The number of registered vehicles in Beijing, well known for its traffic jams and poor air quality, topped four million this week, state Xinhua news agency reported late Friday, citing the municipal government.
The four million mark means a quarter of the 16 million permanent residents in the city has a car.
As a taxi driver for the past five years, Qiu Haitao is used to being stuck in traffic and doing battle with novice drivers.
"From Monday to Friday it is like this," Qiu told AFP, pointing at dozens of cars blocking a major intersection.
"There are more cars on the road and at the same time new drivers are increasing so there are more minor accidents."
And the congestion will only get worse, with around 2,000 new cars sold daily in the increasingly wealthy city.
"Compared with other metropolises in the world, the growth in the number of vehicles in Beijing is dramatic," Guo Jifu, researcher with the Beijing Municipal Communication Research Centre, told Xinhua news agency.
It took Beijing 48 years for the number of vehicles on its streets to increase from 2,300 in 1949 to the first one million in 1997.
It took six and a half years to register the second million, Xinhua said, and the pace of growth has continued to accelerate.
Greenpeace China said the government needed to "urgently develop a comprehensive vision for a sustainable transportation future".
"Cars are a dominant cause of the severe air pollution and traffic congestion in Beijing and other major cities in China," said Liu Shuang, the group's climate and energy campaigner.

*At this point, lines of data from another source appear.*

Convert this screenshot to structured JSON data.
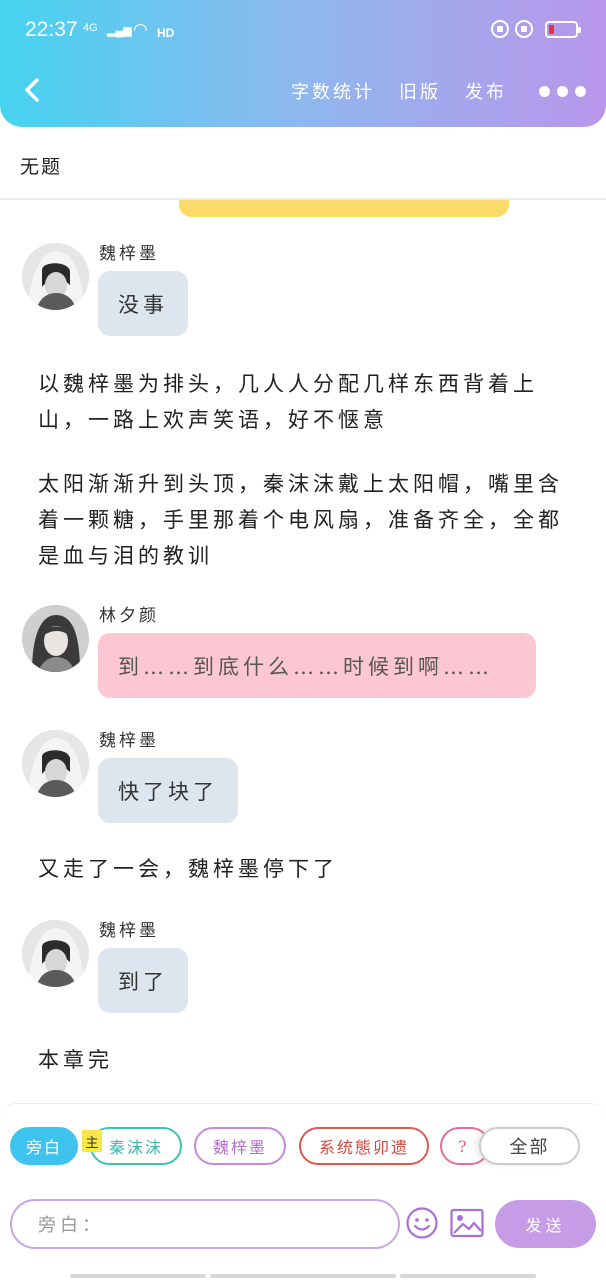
{
  "status_bar": {
    "time": "22:37",
    "network": "4G",
    "hd": "HD"
  },
  "nav": {
    "word_count": "字数统计",
    "old_version": "旧版",
    "publish": "发布"
  },
  "chapter": {
    "title": "无题"
  },
  "content": [
    {
      "type": "message",
      "name": "魏梓墨",
      "text": "没事",
      "bubble": "grey"
    },
    {
      "type": "narration",
      "text": "以魏梓墨为排头，几人人分配几样东西背着上山，一路上欢声笑语，好不惬意"
    },
    {
      "type": "narration",
      "text": "太阳渐渐升到头顶，秦沫沫戴上太阳帽，嘴里含着一颗糖，手里那着个电风扇，准备齐全，全都是血与泪的教训"
    },
    {
      "type": "message",
      "name": "林夕颜",
      "text": "到……到底什么……时候到啊……",
      "bubble": "pink"
    },
    {
      "type": "message",
      "name": "魏梓墨",
      "text": "快了块了",
      "bubble": "grey"
    },
    {
      "type": "narration",
      "text": "又走了一会，魏梓墨停下了"
    },
    {
      "type": "message",
      "name": "魏梓墨",
      "text": "到了",
      "bubble": "grey"
    },
    {
      "type": "narration",
      "text": "本章完"
    }
  ],
  "role_tags": [
    {
      "label": "旁白",
      "selected": true
    },
    {
      "label": "秦沫沫",
      "badge": "主"
    },
    {
      "label": "魏梓墨"
    },
    {
      "label": "系统態卯遗"
    },
    {
      "label": "?"
    },
    {
      "label": "全部"
    }
  ],
  "input": {
    "placeholder": "旁白：",
    "send_label": "发送"
  },
  "colors": {
    "header_gradient_start": "#46d3f0",
    "header_gradient_end": "#b996ea",
    "grey_bubble": "#dde5ee",
    "pink_bubble": "#fcc7d3",
    "send_button": "#c79ce6",
    "highlight_bar": "#fbdc6b"
  }
}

Last year, government vehicles and all private automobiles were banned from Beijing's roads for one day each week, depending on their licence plate number, in measures aimed at easing congestion and curbing emissions.
But some drivers complain that the restrictions have only exacerbated the problem by encouraging people to buy another car.
"Many rich people are buying a second car because of the rule," one unnamed driver told state media last week.
"It is just very inconvenient not to drive on certain days of the week."
Beijing's air is among the most polluted in the world, and the problem is getting worse amid high demand for private vehicles from its increasingly affluent residents, who shun taking the underground rail and buses.
"It is more convenient than public transport and I can take my family for excursions," said Mao, who has two children.
China's total car sales outstripped those of the United States for the first time in January to make the Asian giant the world's biggest auto market, helped by government efforts to stimulate domestic consumption.
While people living in Beijing's outer suburbs with limited public transport need a car, many others buy a vehicle simply to show off to their friends, said Qiu.
"Owning a car is a symbol of your social status," he said.
"I like cars. If I had the money I would buy one."